Renouvelée pour chanter la région et sa tradition agricole bien ancrée, Ode Winery a ouvert les portes de sa cave en 2021, lançant cinq vins exceptionnels. Un excellent départ pour un projet ambitieux créé par David Clarkin et Andrew Ohman, deux Australiens qui cumulent des décennies d’expérience dans le développement immobilier en Asie et en
Australie.
Plaçant la barre plus haut et apportant une touche internationale à la région, Ode Winery va de pair avec Ode Farm & Living, un complexe rural de luxe d’une valeur de 70 millions d’euros qui ne ressemble à aucun autre au Portugal et qui comprendra un hôtel, des tentes de glamping de luxe et des villas, sur les rives du Tage.
La cave, qui date de 1902, a été entièrement remodelée en 2000, avant d’être abandonnée pendant 10 ans. Grâce à la vision entrepreneuriale du duo australien, elle a retrouvé une nouvelle vie en 2022. Récemment rénovée, la cave conserve des équipements anciens tels que la distillerie et le laboratoire d’origine, 12 grandes cuves de vieillissement en chêne, des pressoirs en bois, des lagares en pierre et des amphores en argile utilisées pour élaborer des vins en édition limitée.
Sous la surface se trouve une cave étonnante : un espace vaste et soigneusement éclairé, abritant 700 barriques, qui ressemble à un temple maçonnique. Une version miniature de la pyramide de verre du Louvre permet aux visiteurs de jeter un coup d’œil sur le processus de production, tandis qu’une pyramide de pierre inversée est suspendue au-dessus de la sortie de la cave.
Il y a également une salle de dégustation sophistiquée où la viticultrice Maria Vicente, qui est également enseignante au WSET (Wine & Spirit Education Trust), organise des dégustations fascinantes pour les visiteurs. Née dans l’Alentejo, Maria a plus de 20 vendanges à son actif, dont 17 dans la région du Tejo, une expérience qui lui a permis d’acquérir une connaissance approfondie du terroir et de ses cépages.

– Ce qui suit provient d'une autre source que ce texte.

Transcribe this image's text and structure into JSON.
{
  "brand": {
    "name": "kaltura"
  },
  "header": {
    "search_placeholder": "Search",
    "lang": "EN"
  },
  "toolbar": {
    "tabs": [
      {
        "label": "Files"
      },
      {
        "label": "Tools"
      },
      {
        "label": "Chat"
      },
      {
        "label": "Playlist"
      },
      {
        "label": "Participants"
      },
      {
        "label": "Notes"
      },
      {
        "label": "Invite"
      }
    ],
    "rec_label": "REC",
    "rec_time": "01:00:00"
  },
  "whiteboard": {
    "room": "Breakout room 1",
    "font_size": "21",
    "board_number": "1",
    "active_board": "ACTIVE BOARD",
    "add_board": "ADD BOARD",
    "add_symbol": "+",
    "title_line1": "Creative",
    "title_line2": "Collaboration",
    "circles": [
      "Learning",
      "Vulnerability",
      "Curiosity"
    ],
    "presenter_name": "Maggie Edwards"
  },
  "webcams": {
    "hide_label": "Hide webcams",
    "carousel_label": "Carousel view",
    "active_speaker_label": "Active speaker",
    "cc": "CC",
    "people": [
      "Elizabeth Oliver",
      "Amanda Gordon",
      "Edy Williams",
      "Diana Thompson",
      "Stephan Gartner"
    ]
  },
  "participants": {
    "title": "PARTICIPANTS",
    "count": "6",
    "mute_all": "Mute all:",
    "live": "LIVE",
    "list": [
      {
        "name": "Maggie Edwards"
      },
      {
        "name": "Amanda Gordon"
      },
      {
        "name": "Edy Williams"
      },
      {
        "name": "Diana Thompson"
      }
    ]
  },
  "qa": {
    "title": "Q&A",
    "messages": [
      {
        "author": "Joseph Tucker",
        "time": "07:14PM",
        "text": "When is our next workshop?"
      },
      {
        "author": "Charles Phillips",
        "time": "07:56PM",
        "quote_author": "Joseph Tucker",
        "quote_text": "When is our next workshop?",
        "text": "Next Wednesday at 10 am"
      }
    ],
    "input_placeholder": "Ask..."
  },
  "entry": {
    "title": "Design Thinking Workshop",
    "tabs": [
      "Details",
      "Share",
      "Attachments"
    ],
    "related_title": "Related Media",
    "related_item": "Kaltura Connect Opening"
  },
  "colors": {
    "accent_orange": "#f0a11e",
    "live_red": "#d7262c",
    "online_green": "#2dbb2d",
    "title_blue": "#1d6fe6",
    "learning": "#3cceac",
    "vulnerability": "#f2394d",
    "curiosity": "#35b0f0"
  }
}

Jim Cawood, « Director of Wine and Good Times », travaille avec elle à l’élaboration des vins. Il est également responsable des ventes, de la distribution et des projets F&B, « existants et futurs ». Ensemble, ils ont relevé le défi de régénérer les vignes abandonnées depuis 10 ans. Bien que le rendement soit faible, l’avantage est qu’aucun pesticide ou herbicide n’a été utilisé au cours des dix dernières années.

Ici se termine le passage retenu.